Bicycles vs wheelchairs

Hello folks,

I’m trying to build a classifier to distinguish bicycle and wheelchairs

I started googling some images and built a dataset of around 3400 for bicycles and 2700 for wheelchairs

I’m trying to get the best possible performance given the lack of training data, what I’ve done is as follows:
1- I used Yolo to do detections on the dataset and considered the detections as new images, so I can increase the dataset

2- assigned 2500 images to the training set for both classes and the rest is for validation.
Q1: the validation accuracy isn’t a good measure now as the validation set are not balanced right? what is the substitute?

Q2: no test set required? how can i measure the generalization performance?

3- performed data augmentation on training set only, and left the validation set alone
Q3 the videos say that this step is for preventing overfitting, but for me it’s for increasing data size and preventing overfitting.

Currently, the bottom performance is for AlexNet trained directly on images without data augmentation with classification accuracy of 90%

then i finetuned VGG16 for bike vs wheelchair and the current performance is around 94%
Q4 is finetuning imagenet classifier is enough for this task as i think wheel chairs isn’t one of the classes in imagenet, i thought i might after training the last layer, i should finetune the last conv layers with a very small learning rate.

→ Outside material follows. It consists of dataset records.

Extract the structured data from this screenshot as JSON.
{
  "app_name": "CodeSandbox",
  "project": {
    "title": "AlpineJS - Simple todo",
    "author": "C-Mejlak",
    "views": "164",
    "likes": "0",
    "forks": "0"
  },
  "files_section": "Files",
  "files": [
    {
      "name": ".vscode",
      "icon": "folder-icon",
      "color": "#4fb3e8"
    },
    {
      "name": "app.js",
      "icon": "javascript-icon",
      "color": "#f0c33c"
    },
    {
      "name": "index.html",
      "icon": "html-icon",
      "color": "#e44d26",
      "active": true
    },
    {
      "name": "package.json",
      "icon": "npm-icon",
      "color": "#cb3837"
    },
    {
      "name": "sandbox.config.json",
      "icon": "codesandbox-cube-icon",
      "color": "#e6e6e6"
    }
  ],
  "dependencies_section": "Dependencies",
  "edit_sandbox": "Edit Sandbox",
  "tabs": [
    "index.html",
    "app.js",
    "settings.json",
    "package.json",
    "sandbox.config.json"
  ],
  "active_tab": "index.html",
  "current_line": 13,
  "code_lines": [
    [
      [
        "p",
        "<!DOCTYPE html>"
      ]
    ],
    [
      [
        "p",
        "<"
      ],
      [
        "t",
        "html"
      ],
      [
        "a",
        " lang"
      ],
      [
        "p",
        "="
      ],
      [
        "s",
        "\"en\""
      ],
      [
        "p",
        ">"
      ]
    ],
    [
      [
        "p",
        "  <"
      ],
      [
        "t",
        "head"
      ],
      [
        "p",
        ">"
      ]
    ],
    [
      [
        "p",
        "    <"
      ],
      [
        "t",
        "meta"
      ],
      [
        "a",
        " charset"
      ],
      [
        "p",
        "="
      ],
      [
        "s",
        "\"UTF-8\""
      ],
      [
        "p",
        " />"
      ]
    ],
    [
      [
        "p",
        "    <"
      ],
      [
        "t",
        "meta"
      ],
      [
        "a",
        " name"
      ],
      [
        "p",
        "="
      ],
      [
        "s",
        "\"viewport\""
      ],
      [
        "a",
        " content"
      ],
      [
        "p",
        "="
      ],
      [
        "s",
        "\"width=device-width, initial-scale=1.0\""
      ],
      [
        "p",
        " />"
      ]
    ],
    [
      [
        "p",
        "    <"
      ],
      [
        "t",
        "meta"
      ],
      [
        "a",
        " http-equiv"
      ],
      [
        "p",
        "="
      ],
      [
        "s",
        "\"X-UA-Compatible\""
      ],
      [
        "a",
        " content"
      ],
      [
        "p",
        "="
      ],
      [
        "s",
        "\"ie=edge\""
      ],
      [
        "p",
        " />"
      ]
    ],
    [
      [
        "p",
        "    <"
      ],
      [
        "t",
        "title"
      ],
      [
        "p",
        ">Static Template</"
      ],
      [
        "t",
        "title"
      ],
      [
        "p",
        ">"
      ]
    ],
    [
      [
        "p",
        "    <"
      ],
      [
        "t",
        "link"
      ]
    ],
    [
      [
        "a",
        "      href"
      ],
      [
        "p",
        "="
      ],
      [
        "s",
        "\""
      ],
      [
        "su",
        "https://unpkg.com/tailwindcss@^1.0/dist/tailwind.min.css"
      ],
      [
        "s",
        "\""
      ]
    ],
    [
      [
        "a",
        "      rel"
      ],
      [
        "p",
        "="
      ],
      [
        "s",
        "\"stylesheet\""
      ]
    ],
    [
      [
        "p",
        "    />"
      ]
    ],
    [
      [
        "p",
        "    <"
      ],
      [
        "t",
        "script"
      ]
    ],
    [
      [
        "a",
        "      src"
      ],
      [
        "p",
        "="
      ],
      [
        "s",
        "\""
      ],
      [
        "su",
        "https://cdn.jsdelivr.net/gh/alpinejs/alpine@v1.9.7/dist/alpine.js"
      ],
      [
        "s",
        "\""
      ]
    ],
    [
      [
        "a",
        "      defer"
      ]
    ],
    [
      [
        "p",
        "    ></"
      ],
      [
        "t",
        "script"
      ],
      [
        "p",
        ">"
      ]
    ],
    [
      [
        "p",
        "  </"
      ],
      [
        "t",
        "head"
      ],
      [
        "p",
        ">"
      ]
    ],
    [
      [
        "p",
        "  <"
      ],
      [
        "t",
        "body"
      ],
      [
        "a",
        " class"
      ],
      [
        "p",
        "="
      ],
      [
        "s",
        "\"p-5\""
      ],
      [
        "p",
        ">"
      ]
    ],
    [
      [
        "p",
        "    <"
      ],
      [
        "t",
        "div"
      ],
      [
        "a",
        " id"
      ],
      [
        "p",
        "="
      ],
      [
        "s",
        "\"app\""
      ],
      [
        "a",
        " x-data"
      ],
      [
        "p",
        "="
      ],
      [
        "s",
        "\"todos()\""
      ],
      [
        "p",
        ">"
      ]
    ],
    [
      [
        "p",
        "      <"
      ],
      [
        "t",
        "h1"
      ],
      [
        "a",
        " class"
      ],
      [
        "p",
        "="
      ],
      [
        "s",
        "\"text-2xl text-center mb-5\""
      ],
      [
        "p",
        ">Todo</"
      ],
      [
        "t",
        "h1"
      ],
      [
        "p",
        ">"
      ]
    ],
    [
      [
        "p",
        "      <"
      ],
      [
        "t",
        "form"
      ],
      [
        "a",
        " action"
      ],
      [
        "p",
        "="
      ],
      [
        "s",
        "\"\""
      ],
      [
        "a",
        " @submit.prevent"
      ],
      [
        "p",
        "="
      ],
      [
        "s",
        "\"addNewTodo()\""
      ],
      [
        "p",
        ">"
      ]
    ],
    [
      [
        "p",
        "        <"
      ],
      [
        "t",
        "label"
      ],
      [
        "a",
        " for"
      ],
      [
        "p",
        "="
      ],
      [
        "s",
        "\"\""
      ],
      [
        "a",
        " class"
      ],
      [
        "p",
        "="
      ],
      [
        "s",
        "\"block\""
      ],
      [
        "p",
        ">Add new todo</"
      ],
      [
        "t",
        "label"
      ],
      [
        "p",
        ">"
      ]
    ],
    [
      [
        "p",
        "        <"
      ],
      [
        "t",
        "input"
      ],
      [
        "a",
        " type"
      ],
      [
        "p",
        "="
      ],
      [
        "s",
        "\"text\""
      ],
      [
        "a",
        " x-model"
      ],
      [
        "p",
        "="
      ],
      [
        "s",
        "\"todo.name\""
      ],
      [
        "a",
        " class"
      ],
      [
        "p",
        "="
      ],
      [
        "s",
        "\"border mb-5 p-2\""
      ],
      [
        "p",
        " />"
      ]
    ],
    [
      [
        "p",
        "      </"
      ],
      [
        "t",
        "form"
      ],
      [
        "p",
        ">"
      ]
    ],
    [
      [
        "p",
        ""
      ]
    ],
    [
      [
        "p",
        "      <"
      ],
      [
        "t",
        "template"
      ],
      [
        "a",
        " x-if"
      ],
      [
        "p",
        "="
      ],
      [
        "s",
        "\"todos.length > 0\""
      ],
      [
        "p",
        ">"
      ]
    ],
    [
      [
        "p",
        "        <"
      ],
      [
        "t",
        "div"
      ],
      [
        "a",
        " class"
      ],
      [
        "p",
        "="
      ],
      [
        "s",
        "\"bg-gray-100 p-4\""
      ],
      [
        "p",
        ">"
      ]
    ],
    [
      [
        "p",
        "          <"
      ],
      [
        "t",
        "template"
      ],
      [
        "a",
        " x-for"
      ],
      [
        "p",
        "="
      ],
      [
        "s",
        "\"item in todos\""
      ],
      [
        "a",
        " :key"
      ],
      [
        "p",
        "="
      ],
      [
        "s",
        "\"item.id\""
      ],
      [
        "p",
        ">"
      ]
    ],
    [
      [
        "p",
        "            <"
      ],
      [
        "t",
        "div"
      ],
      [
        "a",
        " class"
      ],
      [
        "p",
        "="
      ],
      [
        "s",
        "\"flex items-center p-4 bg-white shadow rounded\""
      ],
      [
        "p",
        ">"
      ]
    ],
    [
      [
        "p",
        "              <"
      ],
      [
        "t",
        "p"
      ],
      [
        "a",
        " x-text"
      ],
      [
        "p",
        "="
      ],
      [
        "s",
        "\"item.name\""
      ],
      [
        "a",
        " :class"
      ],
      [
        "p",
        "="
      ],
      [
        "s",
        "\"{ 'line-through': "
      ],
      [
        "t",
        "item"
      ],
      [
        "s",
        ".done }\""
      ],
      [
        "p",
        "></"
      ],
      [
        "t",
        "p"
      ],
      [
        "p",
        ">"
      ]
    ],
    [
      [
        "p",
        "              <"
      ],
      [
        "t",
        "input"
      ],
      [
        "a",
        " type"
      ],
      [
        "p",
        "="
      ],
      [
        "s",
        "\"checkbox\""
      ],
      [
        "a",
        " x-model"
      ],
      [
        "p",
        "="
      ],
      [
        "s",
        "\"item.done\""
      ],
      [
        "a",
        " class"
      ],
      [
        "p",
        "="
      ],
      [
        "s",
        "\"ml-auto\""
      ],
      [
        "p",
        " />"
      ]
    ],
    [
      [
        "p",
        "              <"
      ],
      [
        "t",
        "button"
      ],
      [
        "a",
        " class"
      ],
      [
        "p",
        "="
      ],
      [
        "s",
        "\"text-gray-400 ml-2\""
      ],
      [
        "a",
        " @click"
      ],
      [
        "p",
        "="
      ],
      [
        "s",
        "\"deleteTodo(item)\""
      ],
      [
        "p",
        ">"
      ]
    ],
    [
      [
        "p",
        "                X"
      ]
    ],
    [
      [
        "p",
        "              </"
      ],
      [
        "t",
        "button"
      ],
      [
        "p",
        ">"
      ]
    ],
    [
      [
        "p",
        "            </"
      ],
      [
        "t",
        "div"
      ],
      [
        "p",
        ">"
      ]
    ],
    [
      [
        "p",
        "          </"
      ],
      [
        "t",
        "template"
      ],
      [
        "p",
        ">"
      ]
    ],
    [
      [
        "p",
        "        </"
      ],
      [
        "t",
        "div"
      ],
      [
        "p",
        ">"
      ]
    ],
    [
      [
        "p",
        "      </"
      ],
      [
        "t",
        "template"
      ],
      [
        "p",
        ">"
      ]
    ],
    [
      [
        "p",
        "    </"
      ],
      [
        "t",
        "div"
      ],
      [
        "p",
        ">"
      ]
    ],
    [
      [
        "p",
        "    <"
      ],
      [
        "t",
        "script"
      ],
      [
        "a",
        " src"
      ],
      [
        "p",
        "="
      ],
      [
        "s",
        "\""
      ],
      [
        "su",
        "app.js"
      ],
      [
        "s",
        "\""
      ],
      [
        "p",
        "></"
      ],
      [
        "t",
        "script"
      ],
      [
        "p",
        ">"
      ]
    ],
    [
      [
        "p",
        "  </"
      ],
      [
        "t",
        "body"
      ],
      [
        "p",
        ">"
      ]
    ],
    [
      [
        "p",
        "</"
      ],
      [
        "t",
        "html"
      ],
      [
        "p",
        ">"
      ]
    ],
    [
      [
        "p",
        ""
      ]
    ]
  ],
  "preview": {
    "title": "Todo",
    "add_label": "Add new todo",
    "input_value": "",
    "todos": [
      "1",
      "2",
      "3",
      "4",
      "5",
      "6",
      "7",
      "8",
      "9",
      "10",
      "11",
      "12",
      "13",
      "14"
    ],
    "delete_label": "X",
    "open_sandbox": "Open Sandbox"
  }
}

I need to achieve performance above 98%, what do you suggest?

Thanks in advance

For metrics, have a look through and see which approaches look most useful to you.

You don’t necessarily need a test set, but certainly a validation set is a good idea.

For very small datasets, densenet is good. This is discussed in lesson 13.

I’d certainly suggest fine tuning a pretrained net.

1 Like

Do you suggest that after retraining the last FC layer with my dataset, do i need to start finetuning the last conv layer and also the layers afterwards a little bit with a small learning rate for a few epochs?

I’ll have a look at lesson 13, Thank you so much for your efforts.

last question, regarding the numbers i mentioned 3.5 K vs 2.7 K, this is the range you’re talking about in lesson 13, am i right?

Part 1 of the course shows lots of examples of when and how to choose layers to finetune, so just follow the process from there.

1 Like

Good way to classify the difference between the Bicycles and Wheelchairs and i suggest to apply all the steps for this test.